"Saya anak yatim piatu sejak kecil, sedih sekali nggak punya orang tua. Sedih sekali, tapi kesedihan itu membalikkan jadi kekuatan buat saya," kata Rizal di Gandaria City, Jakarta, Minggu (13/12/2015).
Rizal mengaku, saat masih duduk di bangku sekolah dasar sangat menyukai pelajaran matematika. Menurutnya, matematika menantangnya untuk mencari solusi out of the box.
SCROLL TO CONTINUE WITH CONTENT
Rizal berbagi tips, sukses lebih cepat diraih jika fokus pada kemampuan yang dikuasai sebab tidak bisa satu orang juara di semua bidang.
"Saya waktu SD jago matematika, bahasa dan sejarah. Sisanya nilai pelajaran saya jelek. Kita nggak bisa juara di semua bidang. Fokus ke bidang yang kita kuat dan kuasai," tambahnya.
Rizal Ramli mengatakan, orang yang punya mental juara tidak punya kemewahan untuk pesimis. "Kalau kawan-kawan mentalnya juara, you have no luxury to be pesimist. Setiap masalah ada solusinya kok," imbuhnya.
Kedua, lanjutnya, Indonesia sudah merdeka 70 tahun maka jangan minder dengan orang asing. Kemudian mental juara harus percaya diri dan humble atau rendah hati.
Rizal Ramli mencontohkan beberapa menteri yang Ia nilai punya mental juara dan patut jadi panutan.
"Saya beri contoh Menteri PU kerjanya luar biasa, nggak neko-neko. Lainnya yang hebat juga saudara Jonan. Waktu saya jadi menko, Jonan itu wakil presiden Citibank. Gaji bagus, posisi tinggi. Saya kasih pekerjaan yang lebih menantang untuk menunjukkan bahwa kamu hebat. Saya angkat kamu sebagai dirut PT Bahana atau Danareksa. Kamu orang berani dan ngerti masalah," tuturnya.

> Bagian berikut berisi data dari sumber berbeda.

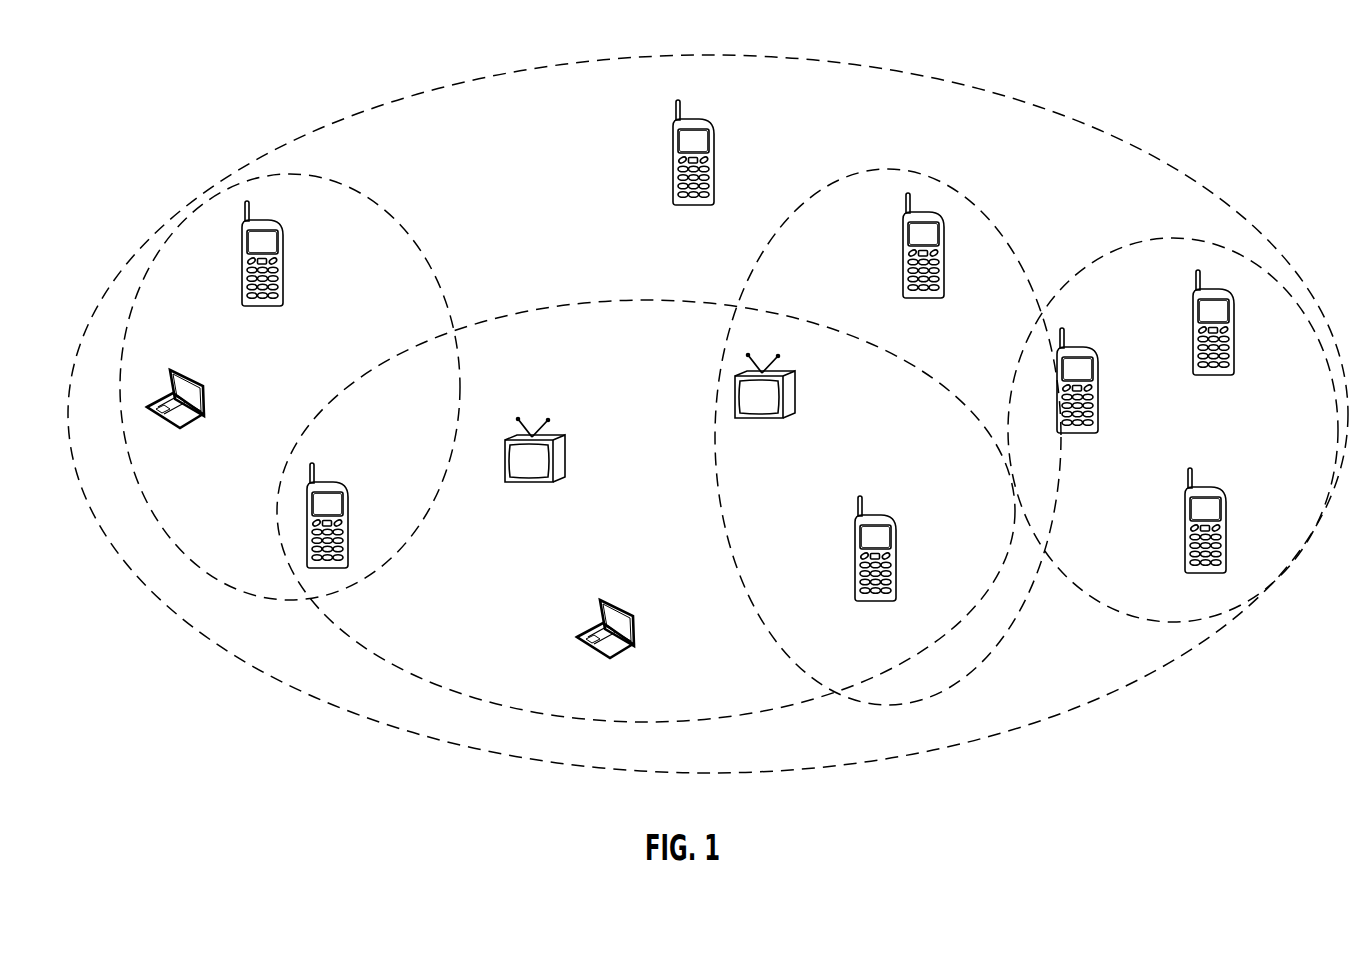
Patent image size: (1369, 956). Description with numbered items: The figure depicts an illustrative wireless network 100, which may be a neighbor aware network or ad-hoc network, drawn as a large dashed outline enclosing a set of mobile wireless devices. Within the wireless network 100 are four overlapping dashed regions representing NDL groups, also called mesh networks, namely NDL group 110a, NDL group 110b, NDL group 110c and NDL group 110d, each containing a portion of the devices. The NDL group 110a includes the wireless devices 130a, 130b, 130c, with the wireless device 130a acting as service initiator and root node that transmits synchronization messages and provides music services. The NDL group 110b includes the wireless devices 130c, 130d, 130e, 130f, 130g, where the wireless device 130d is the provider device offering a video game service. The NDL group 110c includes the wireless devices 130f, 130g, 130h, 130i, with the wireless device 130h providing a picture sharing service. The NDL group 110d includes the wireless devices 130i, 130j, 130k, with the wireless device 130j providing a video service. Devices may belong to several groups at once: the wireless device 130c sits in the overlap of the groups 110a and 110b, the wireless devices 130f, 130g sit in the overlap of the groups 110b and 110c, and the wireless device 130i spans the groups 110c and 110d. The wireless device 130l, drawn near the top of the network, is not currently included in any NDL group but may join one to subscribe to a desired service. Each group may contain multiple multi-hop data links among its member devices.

The wireless network 100 is at (387, 117).
The NDL group 110a is at (353, 187).
The NDL group 110b is at (557, 307).
The NDL group 110c is at (847, 180).
The NDL group 110d is at (1202, 233).
The wireless device 130a is at (206, 399).
The wireless device 130b is at (286, 269).
The wireless device 130c is at (338, 507).
The wireless device 130d is at (530, 465).
The wireless device 130e is at (612, 645).
The wireless device 130f is at (768, 407).
The wireless device 130g is at (886, 564).
The wireless device 130h is at (936, 263).
The wireless device 130i is at (1086, 394).
The wireless device 130j is at (1225, 338).
The wireless device 130k is at (1218, 533).
The wireless device 130l is at (689, 170).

Menurutnya, tidak harus menjadi penguasa untuk dikatakan sebagai pemenang dan bisa mengubah Indonesia. Ia menceritakan pengalamannya saat mahasiswa bisa mencetuskan program wajib belajar 9 tahun dan diadopsi pemerintah.
"Kadang kita berfikir harus menjadi penguasa dulu baru bisa mengubah Indonesia. Nggak bener itu. Waktu kuliah saya satu semester ikut pertukaran pelajar ke Jepang. Jepang yang tanahnya sebagian besar berbatu, lahannya kecil kok bisa maju. Pulang dari sana saya keliling daerah miskin di Indonesia," kata Rizal Ramli.
Rizal mengatakan, akhirnya mendapat kesimpulan pendidikan jadi kunci penting.
"Jepang sudah memulai pendidikan tahun 1800-an. Sedangkan di Indonesia, ada 8 juta anak Indonesia nggak mampu masuk sekolah. Saya jadi pimpinan lembaga mahasiswa ITB suarakan program wajib belajar 9 tahun yang akhirnya jadi program pemerintah," ujarnya.